In "Jingle All The Way," Arnold Schwarzenegger stars as a stereotypical workaholic '90s dad named Howard on the dreaded Christmas Eve journey trying to track down the hottest toy of the season, the Turbo Man he neglected to buy his son weeks ago like his wife asked. On his toy hunt, he meets another father on a similar pursuit, mailman Myron (Sinbad). With Christmas on the horizon and his neighbor Ted (Phil Hartman) trying to insert himself between Howard and his wife Liz (Rita Wilson), Howard has to save Christmas, and his relationship with his family.
Okay, look. I know people think "Jingle All The Way" is a steaming pile of crap, but I unironically and heartily disagree. Try and tell me the late, great Phil Hartman moaning, "Oh Howard, your wife's cookies!" and Arnold Schwarzenegger scaring women at a payphone by shouting "Put that cookie down, now!" is not campy comedy gold, I dare you.
The movie was a critical failure ('cause some of y'all are haters) but has been gaining popularity as '90s kids grow up and pass the film down to their own children, and many revisited reviews have come to the film's defense. And then 2014 brought "Jingle All The Way 2" starring *checks notes* Larry the Cable Guy. The original film was released alongside "Space Jam" and "Star Trek: First Contact," both properties that have been revived in recent years, so many are now questioning if there will be a "Jingle All The Way 3."
Wait, There's A Jingle All The Way 2?
No, dear reader, your eyes do not deceive you. Larry the Cable Guy did in fact star in a direct-to-video sequel called "Jingle All The Way 2." The sequel feels like a cross between the plot of the original with a bit of the dad vs. step-dad rivalry in "Daddy's Home," although "Jingle All The Way 2" predates the latter by a full year. Larry the Cable Guy is a truck-driving dad trying to compete with his daughter's wealthy new step-dad over who will give her the best Christmas, because insecure men will turn literally anything into a pissing contest.
Larry betrays his daughter's trust by reading her letter to Santa and believes she wants a talking bear for Christmas. Rich dad finds out and instead of just letting Larry the Cable guy buy a toy for his kid, he instead buys all of the talking bears in a tri-county area and stockpiles them like if Jeffrey Bezos starred in "The Grinch Who Hoarded Christmas." Spoiler alert for a movie I know you're not going to watch: as it turns out, kiddo didn't want the bear at all and both dads kind of suck. Y'all it's bad, but as Vice writer and agent of chaos, Dave Shilling said in his review, "What's actually insidious about the whole endeavor is that it's so good at being so bad." So what does this mean for a possible "Jingle All The Way 3?"

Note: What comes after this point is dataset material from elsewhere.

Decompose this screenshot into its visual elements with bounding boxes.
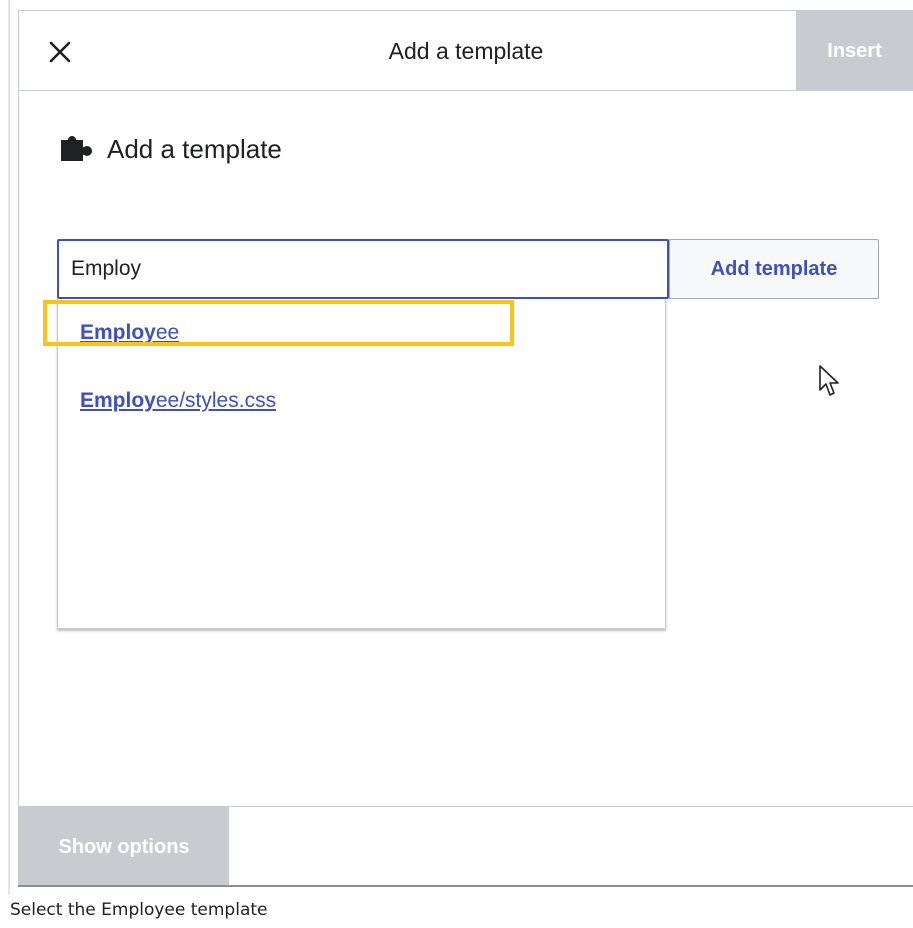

It Ain't Happening ... For Now
There's nothing on the radar for a third entry in the "Jingle All The Way" series, but in our increasingly capitalist and remake happy society, it's only a matter of time before some studio suit decides it's a good time to remake the movie. They'll trade out the legitimately awesome Turbo Man stuff for some weird tech gadget adults think kids will want that in reality will look corny as hell to actual children. They'll cast an equally beefy actor like Dwayne Johnson, Dave Bautista, or John Cena as Howard as an homage to Arnold and Myron will be recast with Kevin Hart or ... yeah, no, it'll be offered exclusively to Kevin Hart.
Honestly, I should probably stop talking before someone with power at 20th Century Fox reads this paragraph and walks into a pitch meeting to make a very, very big mistake.